Any trained model must outperform this baseline to be considered useful.

In [19]:
import numpy as np
from sklearn.metrics import mean_absolute_error, mean_squared_error, r2_score

baseline_pred = np.full(shape=len(y_test), fill_value=np.median(y_train))

mae = mean_absolute_error(y_test, baseline_pred)
rmse = np.sqrt(mean_squared_error(y_test, baseline_pred))
r2 = r2_score(y_test, baseline_pred)

print("Baseline (Median) performance on log target:")
print(f"MAE:  {mae:.4f}")
print(f"RMSE: {rmse:.4f}")
print(f"R2:   {r2:.4f}")


Baseline (Median) performance on log target:
MAE:  0.3770
RMSE: 0.4984
R2:   -0.0255


## Linear Regression Model

Linear Regression is used as the first machine learning model due to its simplicity
and interpretability.
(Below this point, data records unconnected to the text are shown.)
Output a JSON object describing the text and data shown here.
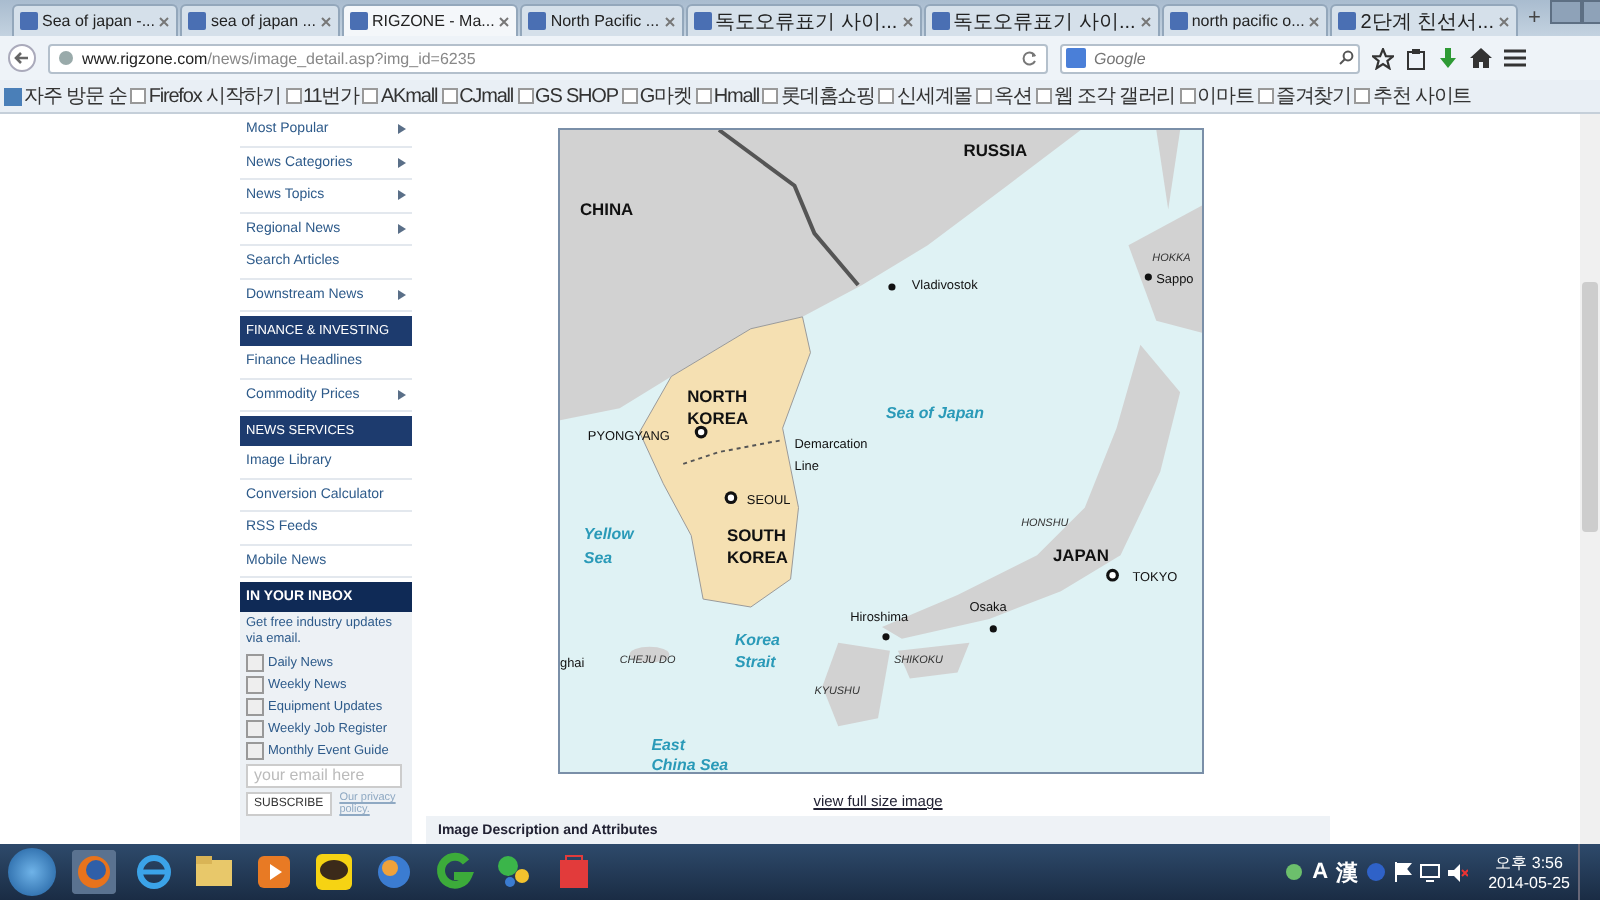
{
  "tabs": [
    {
      "title": "Sea of japan -...",
      "selected": false
    },
    {
      "title": "sea of japan ...",
      "selected": false
    },
    {
      "title": "RIGZONE - Ma...",
      "selected": true
    },
    {
      "title": "North Pacific ...",
      "selected": false
    },
    {
      "title": "독도오류표기 사이...",
      "selected": false
    },
    {
      "title": "독도오류표기 사이...",
      "selected": false
    },
    {
      "title": "north pacific o...",
      "selected": false
    },
    {
      "title": "2단계 친선서...",
      "selected": false
    }
  ],
  "new_tab": "+",
  "address_bar": {
    "url_host": "www.rigzone.com",
    "url_path": "/news/image_detail.asp?img_id=6235"
  },
  "search": {
    "placeholder": "Google"
  },
  "bookmarks": [
    "자주 방문 순",
    "Firefox 시작하기",
    "11번가",
    "AKmall",
    "CJmall",
    "GS SHOP",
    "G마켓",
    "Hmall",
    "롯데홈쇼핑",
    "신세계몰",
    "옥션",
    "웹 조각 갤러리",
    "이마트",
    "즐겨찾기",
    "추천 사이트"
  ],
  "sidebar": {
    "sections": [
      {
        "items": [
          {
            "label": "Most Popular",
            "has_submenu": true
          },
          {
            "label": "News Categories",
            "has_submenu": true
          },
          {
            "label": "News Topics",
            "has_submenu": true
          },
          {
            "label": "Regional News",
            "has_submenu": true
          },
          {
            "label": "Search Articles",
            "has_submenu": false
          },
          {
            "label": "Downstream News",
            "has_submenu": true
          }
        ]
      },
      {
        "heading": "FINANCE & INVESTING",
        "items": [
          {
            "label": "Finance Headlines",
            "has_submenu": false
          },
          {
            "label": "Commodity Prices",
            "has_submenu": true
          }
        ]
      },
      {
        "heading": "NEWS SERVICES",
        "items": [
          {
            "label": "Image Library",
            "has_submenu": false
          },
          {
            "label": "Conversion Calculator",
            "has_submenu": false
          },
          {
            "label": "RSS Feeds",
            "has_submenu": false
          },
          {
            "label": "Mobile News",
            "has_submenu": false
          }
        ]
      }
    ],
    "inbox": {
      "heading": "IN YOUR INBOX",
      "intro": "Get free industry updates via email.",
      "options": [
        {
          "label": "Daily News",
          "checked": false
        },
        {
          "label": "Weekly News",
          "checked": false
        },
        {
          "label": "Equipment Updates",
          "checked": false
        },
        {
          "label": "Weekly Job Register",
          "checked": false
        },
        {
          "label": "Monthly Event Guide",
          "checked": false
        }
      ],
      "email_placeholder": "your email here",
      "subscribe": "SUBSCRIBE",
      "privacy_link": "Our privacy policy."
    }
  },
  "map": {
    "labels": [
      {
        "text": "RUSSIA",
        "kind": "country"
      },
      {
        "text": "CHINA",
        "kind": "country"
      },
      {
        "text": "HOKKA",
        "kind": "region"
      },
      {
        "text": "Sappo",
        "kind": "city"
      },
      {
        "text": "Vladivostok",
        "kind": "city"
      },
      {
        "text": "NORTH KOREA",
        "kind": "country"
      },
      {
        "text": "Sea of Japan",
        "kind": "sea"
      },
      {
        "text": "PYONGYANG",
        "kind": "capital"
      },
      {
        "text": "Demarcation Line",
        "kind": "note"
      },
      {
        "text": "SEOUL",
        "kind": "capital"
      },
      {
        "text": "HONSHU",
        "kind": "region"
      },
      {
        "text": "Yellow Sea",
        "kind": "sea"
      },
      {
        "text": "SOUTH KOREA",
        "kind": "country"
      },
      {
        "text": "JAPAN",
        "kind": "country"
      },
      {
        "text": "TOKYO",
        "kind": "capital"
      },
      {
        "text": "Osaka",
        "kind": "city"
      },
      {
        "text": "Hiroshima",
        "kind": "city"
      },
      {
        "text": "ghai",
        "kind": "note"
      },
      {
        "text": "CHEJU DO",
        "kind": "region"
      },
      {
        "text": "Korea Strait",
        "kind": "sea"
      },
      {
        "text": "SHIKOKU",
        "kind": "region"
      },
      {
        "text": "KYUSHU",
        "kind": "region"
      },
      {
        "text": "East China Sea",
        "kind": "sea"
      }
    ]
  },
  "view_full_size": "view full size image",
  "description_heading": "Image Description and Attributes",
  "taskbar": {
    "tray_chars": [
      "A",
      "漢"
    ],
    "time": "오후 3:56",
    "date": "2014-05-25"
  }
}
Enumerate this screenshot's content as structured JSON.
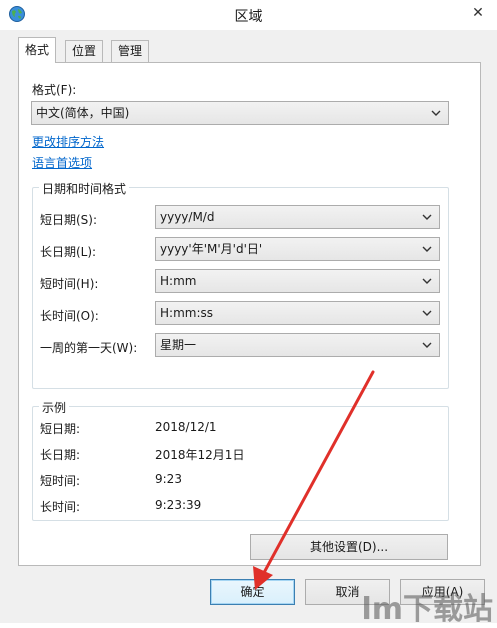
{
  "window": {
    "title": "区域",
    "close_glyph": "✕"
  },
  "tabs": [
    {
      "label": "格式",
      "active": true
    },
    {
      "label": "位置",
      "active": false
    },
    {
      "label": "管理",
      "active": false
    }
  ],
  "format": {
    "label": "格式(F):",
    "selected": "中文(简体，中国)"
  },
  "links": {
    "change_sort": "更改排序方法",
    "language_pref": "语言首选项"
  },
  "datetime_group": {
    "legend": "日期和时间格式",
    "rows": [
      {
        "label": "短日期(S):",
        "value": "yyyy/M/d"
      },
      {
        "label": "长日期(L):",
        "value": "yyyy'年'M'月'd'日'"
      },
      {
        "label": "短时间(H):",
        "value": "H:mm"
      },
      {
        "label": "长时间(O):",
        "value": "H:mm:ss"
      },
      {
        "label": "一周的第一天(W):",
        "value": "星期一"
      }
    ]
  },
  "examples": {
    "legend": "示例",
    "rows": [
      {
        "label": "短日期:",
        "value": "2018/12/1"
      },
      {
        "label": "长日期:",
        "value": "2018年12月1日"
      },
      {
        "label": "短时间:",
        "value": "9:23"
      },
      {
        "label": "长时间:",
        "value": "9:23:39"
      }
    ]
  },
  "buttons": {
    "other_settings": "其他设置(D)...",
    "ok": "确定",
    "cancel": "取消",
    "apply": "应用(A)"
  },
  "icons": {
    "app": "globe-icon",
    "dropdown": "chevron-down-icon"
  },
  "colors": {
    "link": "#0066cc",
    "arrow": "#e0302a",
    "default_button_border": "#3c7fb1"
  },
  "watermark": "lm下载站"
}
It serves as a reference point before applying more complex models.


### Train the model

In [None]:
from sklearn.linear_model import LinearRegression

lr_model = LinearRegression()
lr_model.fit(X_train, y_train)

lr_preds = lr_model.predict(X_test)

### Predict & evaluate

In [18]:
from sklearn.metrics import mean_squared_error, mean_absolute_error, r2_score
import numpy as np

lr_preds = lr_model.predict(X_test)

rmse = np.sqrt(mean_squared_error(y_test, lr_preds))
mae = mean_absolute_error(y_test, lr_preds)
r2 = r2_score(y_test, lr_preds)

print("--- Linear Regression ---")
print(f"RMSE: {rmse:.4f}")
print(f"MAE:  {mae:.4f}")
print(f"R2:   {r2:.4f}")


--- Linear Regression ---
RMSE: 0.3003
MAE:  0.2399
R2:   0.6277


### Linear Regression Interpretation

Linear Regression significantly outperformed the baseline model.
The positive R² score indicates that the model explains a substantial portion
of the variance in the log-transformed trip price.

This confirms that the engineered features capture meaningful pricing patterns.